A friendly guide to multi‑GPU LLM serving

Most apps can stay on one GPU longer than you think. Move to multiple GPUs when memory or throughput goals demand it, or when your model size exceeds available GPU memory. Parallelism adds communication costs and new failure modes—plan it, test it, and keep your caps tight.

Try Compute today: Launch a vLLM inference server on Compute with 2×, 4×, or 8× GPU presets. Choose France or UAE, stream by default, and keep max_tokens and context caps sensible while you test batch shapes.

When multi‑GPU actually pays off

  • Model does not fit. Even with int8, model size (weights + KV‑cache) can exceed a single card’s VRAM.
  • Context is long. High concurrency + long prompts/outputs (increased sequence length) push cache past safe headroom.
  • Throughput ceiling. You need more tokens/second at the same latency target than one card can deliver.

Tuning the global batch size is important for optimizing throughput and GPU utilization in multi-GPU setups.

If your issue is mostly queueing or oversized caps, fix those first. Multi‑GPU won’t save a bad scheduler.

first. It is simpler, isolates failures, and scales well for many workloads.

Why did latency get worse after going multi‑GPU?

Likely communication overhead or a batch shape that triggers cache pressure. Check interconnect bandwidth, trim caps, and re‑measure.

Can multi‑GPU help with long context?

Yes, by spreading memory across cards. But also consider RAG and quantization before adding complexity.

How do I know it’s time to upgrade?

When TTFT p95 rises and TPS flattens at steady traffic despite clean caps and healthy memory headroom on one GPU.

What is the role of the embedding layer in pipeline parallelism?

The embedding layer maps input vocabulary to hidden states. In pipeline parallelism, the embedding layer is often placed at the start of the pipeline and may be tied or shared across model stages to ensure consistency and efficiency.

How are transformer blocks and transformer layers distributed across GPUs?

Transformer blocks and transformer layers are split across GPUs in pipeline and tensor parallelism. Each GPU processes a subset of these layers, allowing the model to scale efficiently and handle larger architectures.

How are expert layers distributed in Mixture of Experts (MoE) models?

Expert layers in MoE architectures are distributed across multiple GPUs.
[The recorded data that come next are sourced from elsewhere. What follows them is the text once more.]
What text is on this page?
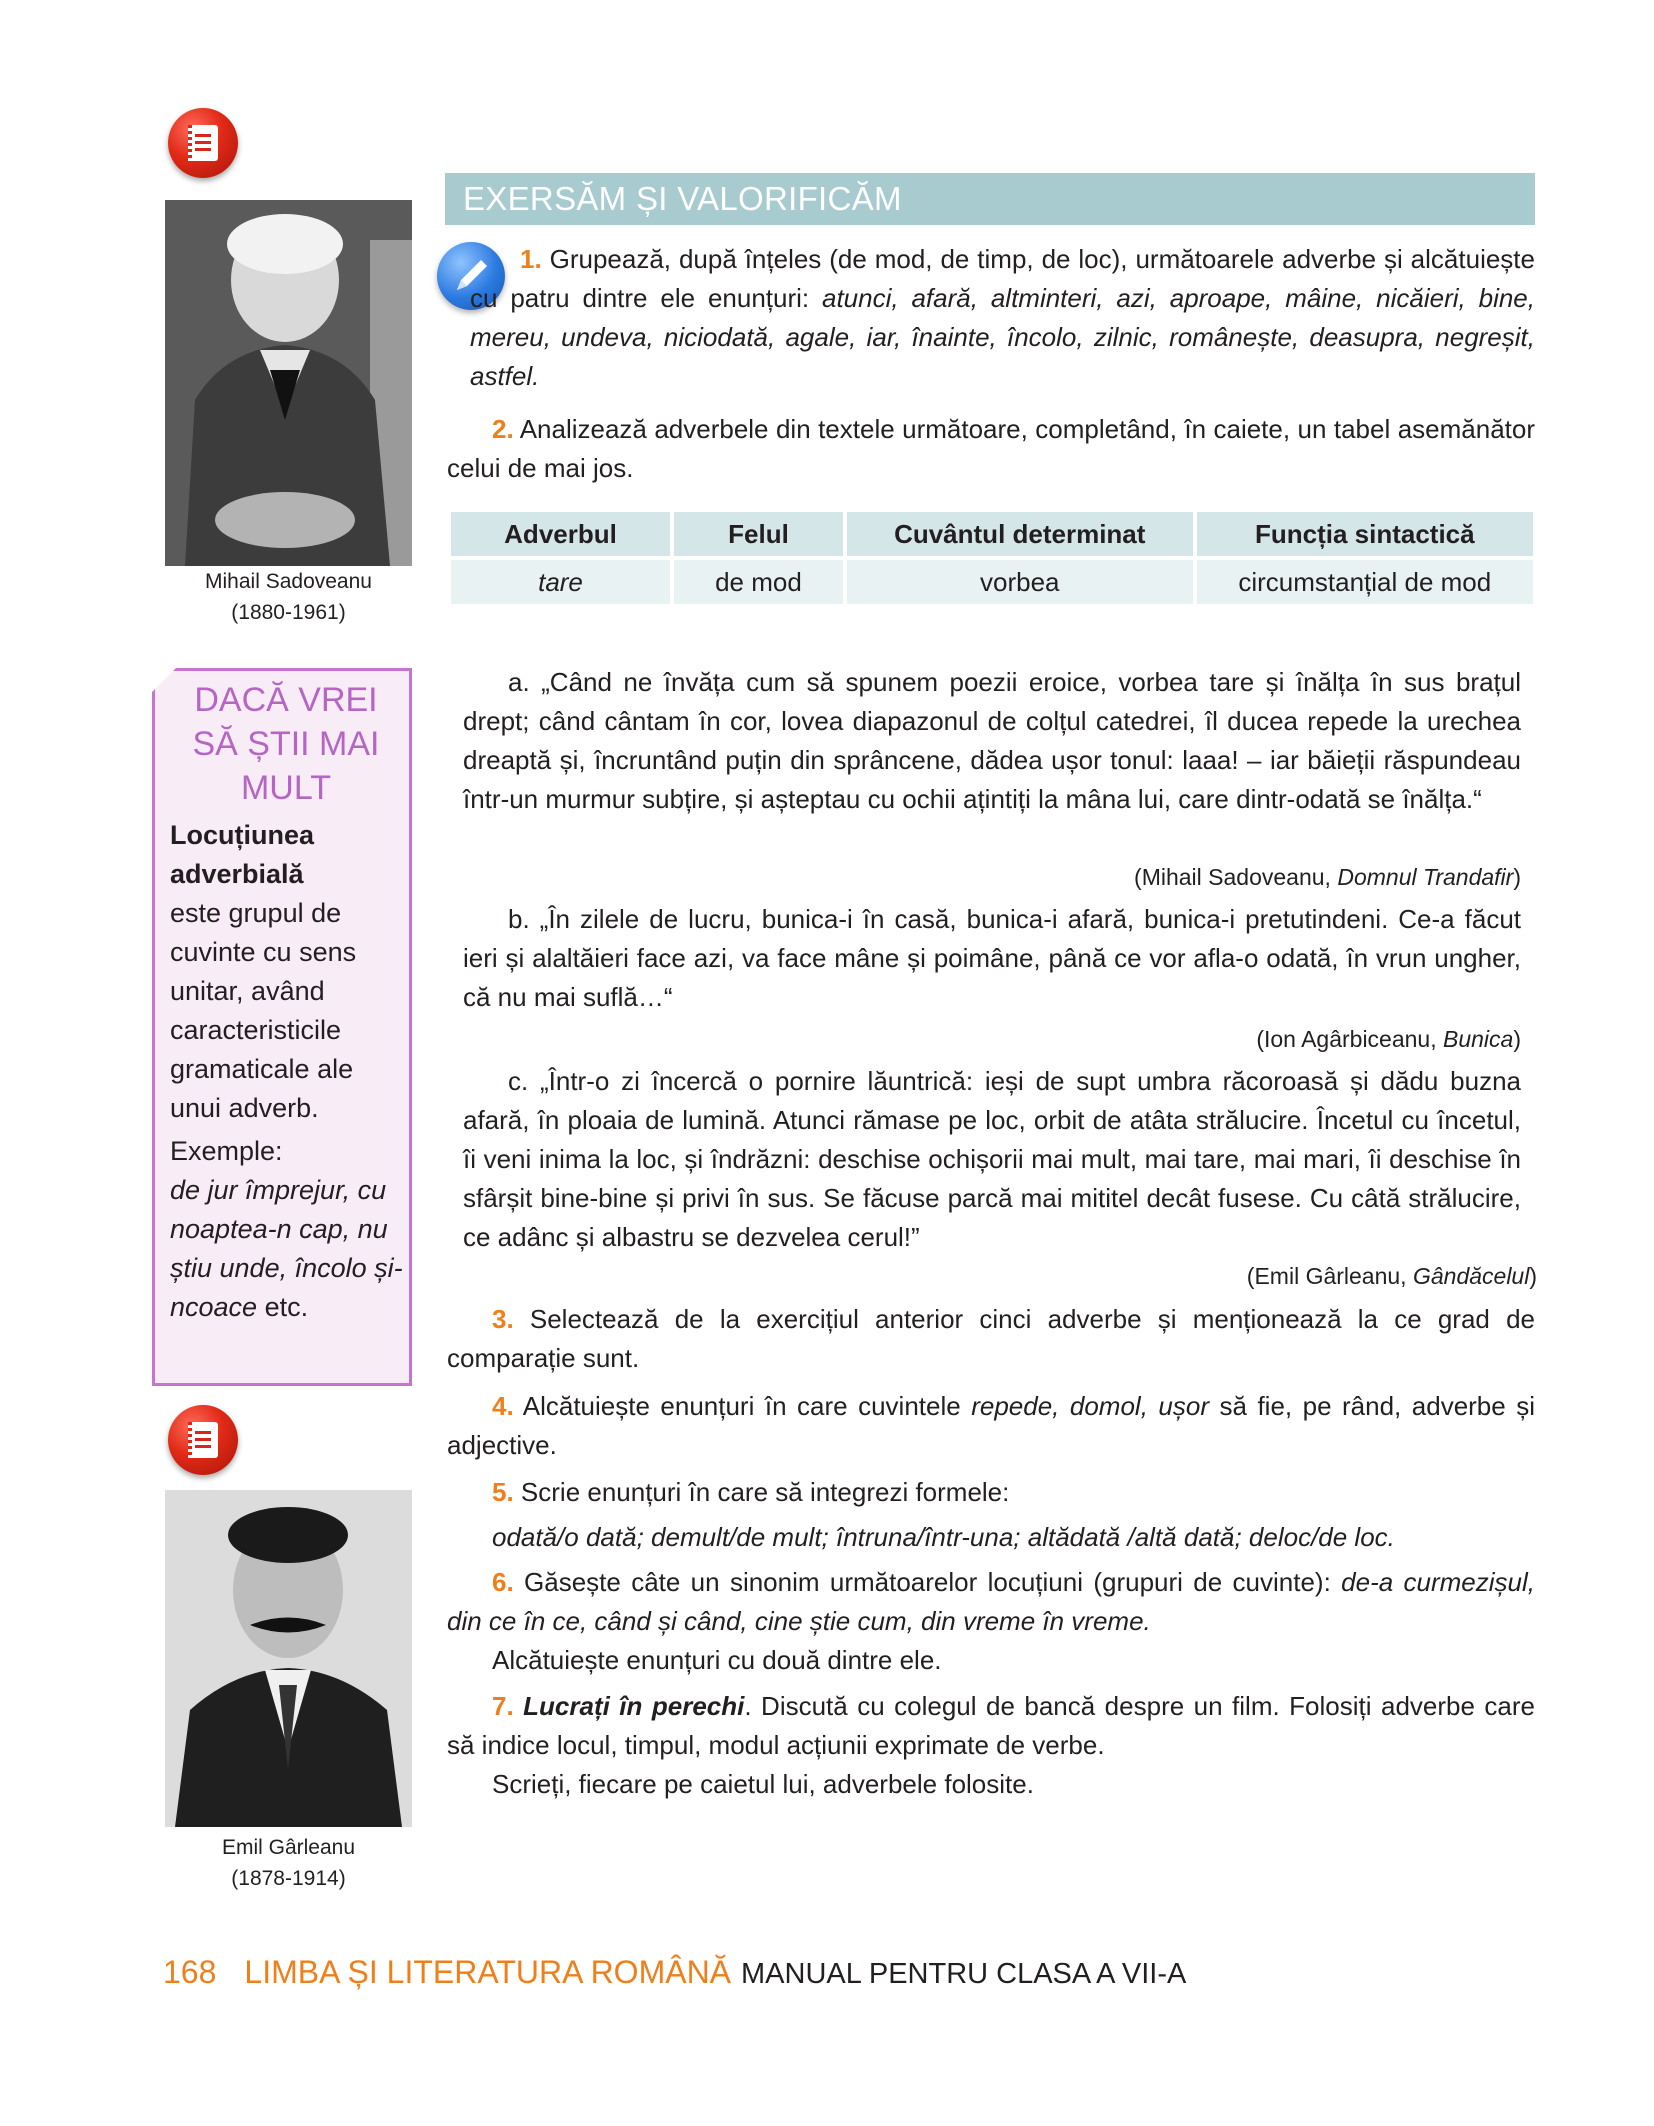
Mihail Sadoveanu
(1880-1961)
DACĂ VREI SĂ ȘTII MAI MULT
Locuțiunea adverbială
este grupul de cuvinte cu sens unitar, având caracteristicile gramaticale ale unui adverb.
Exemple:
de jur împrejur, cu noaptea-n cap, nu știu unde, încolo și-ncoace etc.
Emil Gârleanu
(1878-1914)
EXERSĂM ȘI VALORIFICĂM
1. Grupează, după înțeles (de mod, de timp, de loc), următoarele adverbe și alcătuiește cu patru dintre ele enunțuri: atunci, afară, altminteri, azi, aproape, mâine, nicăieri, bine, mereu, undeva, niciodată, agale, iar, înainte, încolo, zilnic, românește, deasupra, negreșit, astfel.
2. Analizează adverbele din textele următoare, completând, în caiete, un tabel asemănător celui de mai jos.
Adverbul	Felul	Cuvântul determinat	Funcția sintactică
tare	de mod	vorbea	circumstanțial de mod
a. „Când ne învăța cum să spunem poezii eroice, vorbea tare și înălța în sus brațul drept; când cântam în cor, lovea diapazonul de colțul catedrei, îl ducea repede la urechea dreaptă și, încruntând puțin din sprâncene, dădea ușor tonul: laaa! – iar băieții răspundeau într-un murmur subțire, și așteptau cu ochii ațintiți la mâna lui, care dintr-odată se înălța.“
(Mihail Sadoveanu, Domnul Trandafir)
b. „În zilele de lucru, bunica-i în casă, bunica-i afară, bunica-i pretutindeni. Ce-a făcut ieri și alaltăieri face azi, va face mâne și poimâne, până ce vor afla-o odată, în vrun ungher, că nu mai suflă…“
(Ion Agârbiceanu, Bunica)
c. „Într-o zi încercă o pornire lăuntrică: ieși de supt umbra răcoroasă și dădu buzna afară, în ploaia de lumină. Atunci rămase pe loc, orbit de atâta strălucire. Încetul cu încetul, îi veni inima la loc, și îndrăzni: deschise ochișorii mai mult, mai tare, mai mari, îi deschise în sfârșit bine-bine și privi în sus. Se făcuse parcă mai mititel decât fusese. Cu câtă strălucire, ce adânc și albastru se dezvelea cerul!”
(Emil Gârleanu, Gândăcelul)
3. Selectează de la exercițiul anterior cinci adverbe și menționează la ce grad de comparație sunt.
4. Alcătuiește enunțuri în care cuvintele repede, domol, ușor să fie, pe rând, adverbe și adjective.
5. Scrie enunțuri în care să integrezi formele:
odată/o dată; demult/de mult; întruna/într-una; altădată /altă dată; deloc/de loc.
6. Găsește câte un sinonim următoarelor locuțiuni (grupuri de cuvinte): de-a curmezișul, din ce în ce, când și când, cine știe cum, din vreme în vreme.
Alcătuiește enunțuri cu două dintre ele.
7. Lucrați în perechi. Discută cu colegul de bancă despre un film. Folosiți adverbe care să indice locul, timpul, modul acțiunii exprimate de verbe.
Scrieți, fiecare pe caietul lui, adverbele folosite.
168 LIMBA ȘI LITERATURA ROMÂNĂ MANUAL PENTRU CLASA A VII-A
This distribution enables parallel computation of different experts, improving scalability and computational efficiency during training and inference.

What are the challenges of training LLM with large activation memory?

Training LLM (large language models) requires managing significant activation memory. Specialized frameworks like NeMo help distribute activation data and optimize memory use, which is critical for efficient multi-GPU training.

How do the sequence and sequence dimension affect parallelism strategies?

Parallelism strategies like sequence parallelism partition and distribute activation data along the sequence dimension. This allows efficient handling of long input sequences and better utilization of GPU memory and compute resources.

What does linear propagation of data through pipeline stages mean?

Linear propagation means data moves sequentially through each pipeline stage, with each stage inferring shapes and processing outputs in order, without skip connections or complex routing.

How is pipeline parallelism implemented in popular frameworks?

Pipeline parallelism is implemented in frameworks like Megatron-LM and DeepSpeed by integrating with Data Parallelism (DP), Tensor Parallelism (TP), ZeRO, and various pipeline schedules. These frameworks provide practical configurations and codebases for deploying pipeline parallelism effectively.